Em alturas como a que vivemos, a depressão começa insidiosamente. As pessoas começam a dormir pior, a ficar mais irritáveis, começam-se a agarrar à televisão, deixam de fazer as coisas que lhe interessavam, isolam-se mais um pouco, começam a sentir-se cansadas.
Se se reconhece nesta descrição, saiba que este cansaço não é mais do que inibição psicológica e não melhora com o descanso, mas com o exercício.
“Como as pessoas se sentem cansadas, sentam-se no sofá e, quanto mais se sentam no sofá, mais cansadas ficam, porque a cabeça não pára e continua a contar-lhes histórias tenebrosas acerca do que são e do que vai acontecer nesta pandemia”, descreve José Pinto-Gouveia.
“É fundamental que as pessoas vão correr, deem as suas caminhadas de meia hora, porque isso vai fazer muito bem ao estado de humor e à saúde”, apela.
Sabia que, por dia, temos cerca de 60 mil pensamentos?
“As pessoas pensam que, quando lhes surge um pensamento, foram elas que o escolheram, que decidiram ter esse pensamento, mas muitos dos pensamentos que nos aparecem feitos na cabeça não foram escolhidos por nós. São secreções mentais”, explica o presidente da Associação Portuguesa de Mindfulness.
“A mente faz isso a partir das nossas experiências anteriores e de outros pensamentos” – os tais 60 mil que teve. E “cerca de 90% são iguais aos pensamentos do dia anterior”.
“Achamos que somos muito criativos, mas estamos sempre com as mesmas coisas. Então, é útil ver os pensamentos como ecos de coisas que aconteceram ou de pensamentos que já tivemos anteriormente e quanto mais pensamos uma coisa, com mais facilidade esse pensamento vem à nossa cabeça”, diz José Gouveia.
O pensamento tem uma dupla faceta. Tem o lado bom, o lado brilhante, o lado luminoso – que nos permite resolver problemas, criar a ciência, a arte, a matemática, a música, etc – e tem um lado negro.
“Com o pensamento construímos histórias: acerca de nós, do mundo, acerca dos outros. Mas, sobretudo, acerca de nós. Há uma parte do nosso cérebro, que é o cortex singular anterior, que é o narrador, que está a sempre a criar um filme ou uma história em que nós somos o artista principal”.

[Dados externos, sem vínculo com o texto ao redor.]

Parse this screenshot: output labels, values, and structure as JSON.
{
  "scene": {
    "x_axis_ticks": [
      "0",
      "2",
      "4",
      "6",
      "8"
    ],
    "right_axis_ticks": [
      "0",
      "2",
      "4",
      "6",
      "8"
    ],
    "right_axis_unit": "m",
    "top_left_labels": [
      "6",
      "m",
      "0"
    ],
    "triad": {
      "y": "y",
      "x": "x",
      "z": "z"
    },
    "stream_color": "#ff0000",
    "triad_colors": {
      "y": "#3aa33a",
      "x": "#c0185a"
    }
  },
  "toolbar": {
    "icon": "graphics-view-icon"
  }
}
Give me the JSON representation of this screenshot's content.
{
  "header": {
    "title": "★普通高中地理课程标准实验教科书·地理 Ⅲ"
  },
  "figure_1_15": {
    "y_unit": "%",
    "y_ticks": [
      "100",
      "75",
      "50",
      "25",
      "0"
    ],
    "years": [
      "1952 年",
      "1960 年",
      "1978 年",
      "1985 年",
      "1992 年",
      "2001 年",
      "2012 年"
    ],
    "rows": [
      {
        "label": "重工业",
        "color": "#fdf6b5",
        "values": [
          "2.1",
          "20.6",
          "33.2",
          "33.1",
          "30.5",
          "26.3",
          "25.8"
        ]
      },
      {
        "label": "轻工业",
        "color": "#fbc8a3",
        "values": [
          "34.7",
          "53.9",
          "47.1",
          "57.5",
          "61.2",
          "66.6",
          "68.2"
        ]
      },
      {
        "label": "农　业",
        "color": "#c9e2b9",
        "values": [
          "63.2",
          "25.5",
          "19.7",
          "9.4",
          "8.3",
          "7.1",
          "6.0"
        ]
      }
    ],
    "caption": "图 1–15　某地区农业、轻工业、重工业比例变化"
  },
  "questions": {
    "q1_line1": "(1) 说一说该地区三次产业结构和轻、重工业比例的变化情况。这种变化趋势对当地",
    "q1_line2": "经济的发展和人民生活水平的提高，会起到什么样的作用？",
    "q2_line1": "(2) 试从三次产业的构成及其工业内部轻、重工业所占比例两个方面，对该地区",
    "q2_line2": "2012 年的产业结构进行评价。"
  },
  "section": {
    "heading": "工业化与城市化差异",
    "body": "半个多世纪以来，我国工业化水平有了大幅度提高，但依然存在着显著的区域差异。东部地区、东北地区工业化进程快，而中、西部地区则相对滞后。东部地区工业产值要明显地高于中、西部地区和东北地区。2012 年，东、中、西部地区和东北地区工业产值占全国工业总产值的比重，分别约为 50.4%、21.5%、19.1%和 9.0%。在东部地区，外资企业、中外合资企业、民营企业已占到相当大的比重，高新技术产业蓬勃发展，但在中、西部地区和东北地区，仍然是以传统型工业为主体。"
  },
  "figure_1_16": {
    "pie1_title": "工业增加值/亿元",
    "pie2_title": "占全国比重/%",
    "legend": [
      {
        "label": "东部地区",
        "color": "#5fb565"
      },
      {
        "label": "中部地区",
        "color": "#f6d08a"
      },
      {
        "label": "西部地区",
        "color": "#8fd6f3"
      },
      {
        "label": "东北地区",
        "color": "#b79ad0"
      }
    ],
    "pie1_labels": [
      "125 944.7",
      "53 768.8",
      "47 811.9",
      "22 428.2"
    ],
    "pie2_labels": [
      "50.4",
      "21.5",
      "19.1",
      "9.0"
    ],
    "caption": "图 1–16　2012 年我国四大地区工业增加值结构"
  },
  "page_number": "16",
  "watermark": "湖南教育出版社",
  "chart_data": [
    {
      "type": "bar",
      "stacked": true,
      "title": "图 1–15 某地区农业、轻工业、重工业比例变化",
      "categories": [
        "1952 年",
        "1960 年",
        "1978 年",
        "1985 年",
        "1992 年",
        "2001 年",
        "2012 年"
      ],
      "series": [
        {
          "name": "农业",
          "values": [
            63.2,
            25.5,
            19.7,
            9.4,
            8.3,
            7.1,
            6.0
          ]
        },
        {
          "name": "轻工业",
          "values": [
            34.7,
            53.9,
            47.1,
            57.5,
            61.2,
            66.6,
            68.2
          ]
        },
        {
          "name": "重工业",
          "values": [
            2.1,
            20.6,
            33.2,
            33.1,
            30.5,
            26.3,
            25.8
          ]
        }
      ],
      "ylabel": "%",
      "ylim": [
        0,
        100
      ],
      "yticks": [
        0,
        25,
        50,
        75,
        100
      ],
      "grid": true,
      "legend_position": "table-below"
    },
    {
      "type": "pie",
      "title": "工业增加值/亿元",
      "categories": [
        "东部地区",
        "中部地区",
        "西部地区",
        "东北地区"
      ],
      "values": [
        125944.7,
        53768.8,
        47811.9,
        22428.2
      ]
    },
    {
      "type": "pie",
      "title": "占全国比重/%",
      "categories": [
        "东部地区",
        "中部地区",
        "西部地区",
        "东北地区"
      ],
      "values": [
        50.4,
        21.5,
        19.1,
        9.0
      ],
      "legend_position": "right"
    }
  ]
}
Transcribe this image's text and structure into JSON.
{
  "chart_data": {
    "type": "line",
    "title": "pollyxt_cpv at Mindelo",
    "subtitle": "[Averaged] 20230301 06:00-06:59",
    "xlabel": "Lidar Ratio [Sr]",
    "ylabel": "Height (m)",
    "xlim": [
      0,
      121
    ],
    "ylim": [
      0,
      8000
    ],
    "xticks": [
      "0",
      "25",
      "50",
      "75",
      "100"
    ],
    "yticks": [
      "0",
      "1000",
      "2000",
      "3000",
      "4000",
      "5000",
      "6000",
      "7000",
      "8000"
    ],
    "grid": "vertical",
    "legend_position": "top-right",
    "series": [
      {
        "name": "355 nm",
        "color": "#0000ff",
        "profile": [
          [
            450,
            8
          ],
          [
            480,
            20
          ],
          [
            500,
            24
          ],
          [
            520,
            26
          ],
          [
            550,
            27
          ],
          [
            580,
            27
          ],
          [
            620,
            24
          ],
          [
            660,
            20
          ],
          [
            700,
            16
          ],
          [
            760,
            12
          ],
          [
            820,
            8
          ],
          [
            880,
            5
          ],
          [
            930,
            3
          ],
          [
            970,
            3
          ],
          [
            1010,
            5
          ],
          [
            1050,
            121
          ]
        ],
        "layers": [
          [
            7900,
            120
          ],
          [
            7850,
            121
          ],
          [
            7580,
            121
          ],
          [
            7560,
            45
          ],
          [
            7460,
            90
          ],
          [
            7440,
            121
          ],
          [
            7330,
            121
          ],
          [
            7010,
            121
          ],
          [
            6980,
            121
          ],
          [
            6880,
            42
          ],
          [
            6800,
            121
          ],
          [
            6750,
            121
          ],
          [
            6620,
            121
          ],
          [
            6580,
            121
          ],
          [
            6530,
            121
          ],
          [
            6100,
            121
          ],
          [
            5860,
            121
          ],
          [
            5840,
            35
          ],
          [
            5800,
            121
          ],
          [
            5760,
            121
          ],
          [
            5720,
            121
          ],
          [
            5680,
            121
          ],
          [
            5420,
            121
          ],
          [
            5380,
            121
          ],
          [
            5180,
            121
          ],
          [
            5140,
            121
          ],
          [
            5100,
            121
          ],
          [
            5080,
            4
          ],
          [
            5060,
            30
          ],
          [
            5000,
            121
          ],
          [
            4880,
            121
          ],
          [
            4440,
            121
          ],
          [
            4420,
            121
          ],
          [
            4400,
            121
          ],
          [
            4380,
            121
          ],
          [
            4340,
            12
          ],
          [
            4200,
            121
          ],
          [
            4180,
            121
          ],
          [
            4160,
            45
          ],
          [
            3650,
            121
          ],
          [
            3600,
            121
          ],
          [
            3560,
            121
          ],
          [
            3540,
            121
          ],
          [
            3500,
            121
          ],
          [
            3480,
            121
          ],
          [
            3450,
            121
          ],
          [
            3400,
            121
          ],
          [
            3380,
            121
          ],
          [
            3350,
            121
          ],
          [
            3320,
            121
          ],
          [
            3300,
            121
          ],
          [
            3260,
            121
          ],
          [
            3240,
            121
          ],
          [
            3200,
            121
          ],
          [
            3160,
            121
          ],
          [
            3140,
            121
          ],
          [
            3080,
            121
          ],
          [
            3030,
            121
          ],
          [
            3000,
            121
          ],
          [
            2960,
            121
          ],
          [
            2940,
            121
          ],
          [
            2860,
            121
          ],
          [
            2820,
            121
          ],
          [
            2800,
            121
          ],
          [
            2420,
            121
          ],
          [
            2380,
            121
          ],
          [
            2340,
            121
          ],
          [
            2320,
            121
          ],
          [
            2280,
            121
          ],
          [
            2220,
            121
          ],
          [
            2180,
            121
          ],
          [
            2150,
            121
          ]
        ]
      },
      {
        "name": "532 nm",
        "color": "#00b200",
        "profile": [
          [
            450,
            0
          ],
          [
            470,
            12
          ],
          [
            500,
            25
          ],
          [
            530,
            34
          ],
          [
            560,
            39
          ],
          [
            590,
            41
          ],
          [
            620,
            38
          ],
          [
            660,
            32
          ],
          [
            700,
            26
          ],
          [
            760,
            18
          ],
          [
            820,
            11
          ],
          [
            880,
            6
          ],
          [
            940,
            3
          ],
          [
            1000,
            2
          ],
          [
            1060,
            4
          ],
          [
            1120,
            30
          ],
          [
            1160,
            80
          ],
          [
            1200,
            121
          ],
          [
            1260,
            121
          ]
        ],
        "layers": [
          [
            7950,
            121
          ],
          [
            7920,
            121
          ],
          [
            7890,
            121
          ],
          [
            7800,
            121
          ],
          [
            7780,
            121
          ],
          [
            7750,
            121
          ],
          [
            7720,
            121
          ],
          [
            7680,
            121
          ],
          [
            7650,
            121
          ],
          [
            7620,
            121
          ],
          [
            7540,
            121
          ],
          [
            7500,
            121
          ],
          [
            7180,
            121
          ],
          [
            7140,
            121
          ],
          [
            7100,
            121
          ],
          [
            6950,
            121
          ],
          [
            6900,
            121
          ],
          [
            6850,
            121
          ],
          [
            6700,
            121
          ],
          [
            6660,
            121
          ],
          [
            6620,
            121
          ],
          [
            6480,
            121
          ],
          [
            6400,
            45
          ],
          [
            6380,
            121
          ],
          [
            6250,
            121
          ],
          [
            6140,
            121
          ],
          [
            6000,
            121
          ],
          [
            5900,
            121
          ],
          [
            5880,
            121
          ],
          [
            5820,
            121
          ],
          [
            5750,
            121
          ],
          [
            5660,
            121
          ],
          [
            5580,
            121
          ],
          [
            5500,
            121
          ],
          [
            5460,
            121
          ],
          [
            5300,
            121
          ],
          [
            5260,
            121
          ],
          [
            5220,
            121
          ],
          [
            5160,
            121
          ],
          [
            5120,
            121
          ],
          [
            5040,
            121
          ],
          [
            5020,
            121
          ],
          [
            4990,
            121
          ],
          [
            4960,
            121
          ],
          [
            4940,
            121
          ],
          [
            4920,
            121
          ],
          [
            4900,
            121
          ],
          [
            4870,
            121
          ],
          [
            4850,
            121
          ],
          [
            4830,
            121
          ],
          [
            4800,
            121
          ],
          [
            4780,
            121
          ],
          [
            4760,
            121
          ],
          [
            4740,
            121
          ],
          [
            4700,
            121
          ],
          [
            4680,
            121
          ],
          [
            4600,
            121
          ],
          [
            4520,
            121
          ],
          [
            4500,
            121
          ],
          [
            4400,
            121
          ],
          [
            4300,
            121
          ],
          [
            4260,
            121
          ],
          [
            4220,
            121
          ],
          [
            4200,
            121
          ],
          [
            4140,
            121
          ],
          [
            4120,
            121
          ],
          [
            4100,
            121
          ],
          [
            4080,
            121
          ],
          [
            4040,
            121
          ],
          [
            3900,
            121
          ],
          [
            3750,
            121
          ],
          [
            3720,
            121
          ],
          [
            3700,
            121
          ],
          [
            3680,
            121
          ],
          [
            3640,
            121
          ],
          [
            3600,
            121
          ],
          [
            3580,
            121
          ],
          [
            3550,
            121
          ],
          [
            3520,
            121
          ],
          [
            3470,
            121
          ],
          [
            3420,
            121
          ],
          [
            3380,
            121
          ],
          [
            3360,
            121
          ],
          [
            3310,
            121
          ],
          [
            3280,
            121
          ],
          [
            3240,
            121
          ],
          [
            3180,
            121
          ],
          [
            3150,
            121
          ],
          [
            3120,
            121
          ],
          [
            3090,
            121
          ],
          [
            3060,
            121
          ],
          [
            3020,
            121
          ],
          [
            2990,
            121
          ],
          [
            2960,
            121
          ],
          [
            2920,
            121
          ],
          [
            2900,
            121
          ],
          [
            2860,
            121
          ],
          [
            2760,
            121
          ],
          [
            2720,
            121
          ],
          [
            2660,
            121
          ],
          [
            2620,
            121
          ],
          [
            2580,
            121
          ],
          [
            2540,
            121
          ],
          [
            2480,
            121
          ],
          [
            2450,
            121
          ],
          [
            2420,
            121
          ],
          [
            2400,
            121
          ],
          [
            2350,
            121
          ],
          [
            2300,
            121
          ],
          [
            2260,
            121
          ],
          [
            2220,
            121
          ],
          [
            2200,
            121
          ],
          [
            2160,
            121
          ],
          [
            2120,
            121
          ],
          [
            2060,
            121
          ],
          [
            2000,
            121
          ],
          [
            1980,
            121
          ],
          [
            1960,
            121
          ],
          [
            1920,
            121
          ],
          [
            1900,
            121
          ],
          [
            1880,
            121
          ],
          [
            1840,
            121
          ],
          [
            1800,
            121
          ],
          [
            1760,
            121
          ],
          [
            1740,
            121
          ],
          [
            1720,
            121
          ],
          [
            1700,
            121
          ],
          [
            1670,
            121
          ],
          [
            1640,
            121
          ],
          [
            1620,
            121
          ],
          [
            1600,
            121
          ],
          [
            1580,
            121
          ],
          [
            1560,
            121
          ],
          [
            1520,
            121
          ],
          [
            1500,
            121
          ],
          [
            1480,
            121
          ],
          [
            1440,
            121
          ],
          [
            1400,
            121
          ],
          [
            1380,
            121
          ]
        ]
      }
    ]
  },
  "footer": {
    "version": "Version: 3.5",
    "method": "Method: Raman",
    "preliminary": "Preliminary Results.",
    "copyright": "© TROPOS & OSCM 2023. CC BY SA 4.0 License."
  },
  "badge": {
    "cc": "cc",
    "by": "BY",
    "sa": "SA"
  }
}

O que somos, quem somos, como devíamos ser como é que os outros nos veem; como temos medo que os outros nos vejam, em que medida estamos à altura, se vamos ser capazes, se vamos falhar, se vamos conseguir – eis os principais elementos dos filmes que o lado negro cria.
Alimentar um destes lados do pensamento transforma a nossa vida. “O que temos é o que praticamos”, sublinha o especialista.
Numa altura em que o medo, ansiedade e a preocupação tomaram conta das sociedades, ter consciência dos pensamentos e dos mecanismos existentes ao nosso alcance para ultrapassar momentos mais negativos é uma boa ferramenta para viver melhor.